Interessanterweise stehen beide Projekte nicht nur nebeneinander auf dem Baselink-Areal in Allschwil. Bei beiden plant und baut die Entwicklerin Senn mit ZPF Ingenieuren und Herzog & de Meuron. Zusammen planen sie bereits ein nächstes Laborhaus auf dem Areal. Und bei allen dreien ist Alexander Sadao Franz Projektleiter. Zeit für ein Gespräch über das Bauen, die Klimakrise und Herzog & de Meuron. Wir beginnen auf der Baustelle.

Blick von der Terrasse des Hortus zum Main Campus.

Beide Bauten stehen auf dem Baselink-Areal in Allschwil.

Das Hortus (1) ist die kleine experimentelle Schwester des Main Campus (2).

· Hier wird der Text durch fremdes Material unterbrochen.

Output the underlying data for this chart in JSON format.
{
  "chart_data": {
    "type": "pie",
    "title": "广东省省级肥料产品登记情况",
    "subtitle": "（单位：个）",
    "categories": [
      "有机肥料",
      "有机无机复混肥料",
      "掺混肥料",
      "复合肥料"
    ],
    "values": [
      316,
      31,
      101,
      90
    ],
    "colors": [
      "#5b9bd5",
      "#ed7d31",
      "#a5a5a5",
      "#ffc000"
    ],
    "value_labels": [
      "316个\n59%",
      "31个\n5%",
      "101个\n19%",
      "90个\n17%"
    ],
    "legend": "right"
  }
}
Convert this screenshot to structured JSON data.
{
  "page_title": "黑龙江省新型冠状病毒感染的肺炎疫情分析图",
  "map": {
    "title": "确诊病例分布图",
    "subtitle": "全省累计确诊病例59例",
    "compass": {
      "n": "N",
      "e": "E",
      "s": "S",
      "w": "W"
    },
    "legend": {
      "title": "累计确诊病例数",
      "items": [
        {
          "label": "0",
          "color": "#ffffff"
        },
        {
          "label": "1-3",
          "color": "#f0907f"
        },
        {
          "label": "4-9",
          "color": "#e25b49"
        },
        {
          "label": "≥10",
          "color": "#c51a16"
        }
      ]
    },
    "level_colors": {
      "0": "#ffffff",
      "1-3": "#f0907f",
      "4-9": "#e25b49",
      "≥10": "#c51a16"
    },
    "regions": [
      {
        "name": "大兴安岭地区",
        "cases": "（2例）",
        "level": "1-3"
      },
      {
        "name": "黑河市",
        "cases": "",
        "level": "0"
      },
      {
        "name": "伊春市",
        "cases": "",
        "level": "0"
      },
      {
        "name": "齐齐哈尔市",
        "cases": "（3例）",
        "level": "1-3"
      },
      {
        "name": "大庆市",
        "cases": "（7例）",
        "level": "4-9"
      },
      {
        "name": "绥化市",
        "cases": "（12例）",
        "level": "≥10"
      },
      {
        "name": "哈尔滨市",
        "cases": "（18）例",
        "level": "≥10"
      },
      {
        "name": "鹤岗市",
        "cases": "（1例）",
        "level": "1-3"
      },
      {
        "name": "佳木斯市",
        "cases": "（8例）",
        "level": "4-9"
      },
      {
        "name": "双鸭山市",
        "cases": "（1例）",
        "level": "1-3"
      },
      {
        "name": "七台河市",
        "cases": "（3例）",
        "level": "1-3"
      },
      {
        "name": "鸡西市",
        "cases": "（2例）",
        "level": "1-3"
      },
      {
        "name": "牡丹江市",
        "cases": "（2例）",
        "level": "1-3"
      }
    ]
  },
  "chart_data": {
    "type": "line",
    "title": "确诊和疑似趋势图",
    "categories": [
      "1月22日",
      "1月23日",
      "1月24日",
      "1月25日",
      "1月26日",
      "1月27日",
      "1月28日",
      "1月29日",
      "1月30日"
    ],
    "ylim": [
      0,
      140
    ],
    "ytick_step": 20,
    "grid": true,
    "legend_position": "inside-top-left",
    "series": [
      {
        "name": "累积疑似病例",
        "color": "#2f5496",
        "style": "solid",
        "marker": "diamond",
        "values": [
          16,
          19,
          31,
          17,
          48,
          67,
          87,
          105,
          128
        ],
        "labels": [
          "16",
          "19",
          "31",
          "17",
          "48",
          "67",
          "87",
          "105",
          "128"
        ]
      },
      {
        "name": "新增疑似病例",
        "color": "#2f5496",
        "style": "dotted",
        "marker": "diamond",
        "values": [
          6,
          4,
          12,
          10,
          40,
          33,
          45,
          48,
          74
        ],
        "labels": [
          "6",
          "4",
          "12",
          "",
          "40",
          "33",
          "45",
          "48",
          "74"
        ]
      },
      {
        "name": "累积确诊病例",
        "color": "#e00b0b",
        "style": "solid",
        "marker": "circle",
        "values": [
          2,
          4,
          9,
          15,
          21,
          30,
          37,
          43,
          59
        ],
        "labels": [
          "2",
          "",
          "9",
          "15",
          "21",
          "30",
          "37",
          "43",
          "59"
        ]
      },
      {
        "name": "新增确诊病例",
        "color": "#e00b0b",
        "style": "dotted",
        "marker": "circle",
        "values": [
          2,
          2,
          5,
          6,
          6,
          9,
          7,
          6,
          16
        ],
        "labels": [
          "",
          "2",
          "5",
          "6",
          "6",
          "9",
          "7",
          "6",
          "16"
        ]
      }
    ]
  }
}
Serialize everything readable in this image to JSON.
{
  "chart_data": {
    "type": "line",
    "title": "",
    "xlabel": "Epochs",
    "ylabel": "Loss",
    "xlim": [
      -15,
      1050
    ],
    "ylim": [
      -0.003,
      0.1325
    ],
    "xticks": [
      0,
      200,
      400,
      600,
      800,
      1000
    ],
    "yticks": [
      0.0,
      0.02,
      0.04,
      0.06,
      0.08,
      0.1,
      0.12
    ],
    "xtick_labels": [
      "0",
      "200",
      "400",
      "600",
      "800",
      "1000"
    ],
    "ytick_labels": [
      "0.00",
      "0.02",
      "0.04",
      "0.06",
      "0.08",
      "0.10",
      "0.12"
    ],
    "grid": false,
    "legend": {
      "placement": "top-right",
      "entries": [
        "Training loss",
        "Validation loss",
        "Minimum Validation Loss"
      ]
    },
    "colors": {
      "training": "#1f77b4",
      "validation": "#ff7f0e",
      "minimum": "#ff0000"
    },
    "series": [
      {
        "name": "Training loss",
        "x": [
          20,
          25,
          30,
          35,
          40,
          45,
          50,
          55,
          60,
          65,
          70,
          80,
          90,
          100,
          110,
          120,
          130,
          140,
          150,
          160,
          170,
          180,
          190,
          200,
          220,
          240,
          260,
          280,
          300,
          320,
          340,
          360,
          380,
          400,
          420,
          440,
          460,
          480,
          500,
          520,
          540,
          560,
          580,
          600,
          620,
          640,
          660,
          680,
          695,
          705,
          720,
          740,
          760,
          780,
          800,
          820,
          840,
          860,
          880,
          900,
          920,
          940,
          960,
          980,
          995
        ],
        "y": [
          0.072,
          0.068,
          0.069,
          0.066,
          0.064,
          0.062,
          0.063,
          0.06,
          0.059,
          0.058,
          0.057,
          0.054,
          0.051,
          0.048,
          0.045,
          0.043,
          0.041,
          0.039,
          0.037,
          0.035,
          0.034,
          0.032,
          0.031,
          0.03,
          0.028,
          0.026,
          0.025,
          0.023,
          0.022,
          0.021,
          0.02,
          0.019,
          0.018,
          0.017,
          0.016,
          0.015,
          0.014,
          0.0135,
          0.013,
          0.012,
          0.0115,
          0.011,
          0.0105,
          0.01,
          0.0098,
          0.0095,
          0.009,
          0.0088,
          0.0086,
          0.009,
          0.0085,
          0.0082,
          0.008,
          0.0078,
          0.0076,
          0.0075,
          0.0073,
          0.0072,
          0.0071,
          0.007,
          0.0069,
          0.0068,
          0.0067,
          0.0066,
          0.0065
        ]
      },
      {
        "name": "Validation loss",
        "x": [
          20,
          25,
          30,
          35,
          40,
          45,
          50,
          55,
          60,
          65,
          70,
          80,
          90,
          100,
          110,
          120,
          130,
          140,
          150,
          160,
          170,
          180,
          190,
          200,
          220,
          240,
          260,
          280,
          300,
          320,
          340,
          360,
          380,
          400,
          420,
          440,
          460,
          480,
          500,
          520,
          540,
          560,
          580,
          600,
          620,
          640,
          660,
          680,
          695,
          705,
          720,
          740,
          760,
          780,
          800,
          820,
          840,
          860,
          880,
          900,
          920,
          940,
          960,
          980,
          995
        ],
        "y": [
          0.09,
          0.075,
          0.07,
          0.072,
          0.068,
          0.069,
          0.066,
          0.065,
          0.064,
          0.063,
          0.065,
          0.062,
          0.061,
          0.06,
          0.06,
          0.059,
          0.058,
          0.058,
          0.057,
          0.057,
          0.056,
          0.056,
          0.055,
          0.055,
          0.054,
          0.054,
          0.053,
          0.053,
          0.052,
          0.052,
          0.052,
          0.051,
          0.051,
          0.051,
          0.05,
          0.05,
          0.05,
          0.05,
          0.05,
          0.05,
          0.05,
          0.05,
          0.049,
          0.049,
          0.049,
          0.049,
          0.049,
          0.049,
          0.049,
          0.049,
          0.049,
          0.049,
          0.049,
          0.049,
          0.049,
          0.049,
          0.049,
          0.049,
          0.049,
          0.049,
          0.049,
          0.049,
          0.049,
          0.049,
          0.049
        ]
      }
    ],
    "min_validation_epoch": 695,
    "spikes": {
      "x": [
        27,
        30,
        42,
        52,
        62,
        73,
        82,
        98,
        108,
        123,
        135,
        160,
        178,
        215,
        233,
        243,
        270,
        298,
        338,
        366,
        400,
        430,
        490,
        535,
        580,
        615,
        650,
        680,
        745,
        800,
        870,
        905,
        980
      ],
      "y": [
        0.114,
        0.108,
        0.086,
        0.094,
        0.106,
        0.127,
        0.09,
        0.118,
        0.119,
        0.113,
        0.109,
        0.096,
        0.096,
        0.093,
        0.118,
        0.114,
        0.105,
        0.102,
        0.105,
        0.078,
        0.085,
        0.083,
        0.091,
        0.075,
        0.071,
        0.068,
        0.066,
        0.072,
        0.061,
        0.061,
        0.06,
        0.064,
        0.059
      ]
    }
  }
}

Im vergangenen Jahr sprachen wir viel über das Hortus. Von Sitzung zu Sitzung habt ihr mehr verbaute Energie und Emissionen gesenkt, und ihr seid sogar bereit, Fundamente aus alten Betondecken zu stapeln. Nun zeigst du mir den Main Campus. Wie denkst du heute über den Betonkoloss?
Alexander Franz: Nach wie vor bin ich stolz darauf. Nachhaltigkeit ist schliesslich mehr als Ökologie, sie hat auch eine wirtschaftliche Dimension. Beim Main Campus hatten wir einen engen Kostenrahmen, und den haben wir sogar untertroffen. Punkto Spannweite, Stützenraster und Geschossplattenstärke ist das Tragwerk absolut optimiert. Ausserdem liesse sich die Struktur für Wohnungen umnutzen. Es ist ein gutes Haus.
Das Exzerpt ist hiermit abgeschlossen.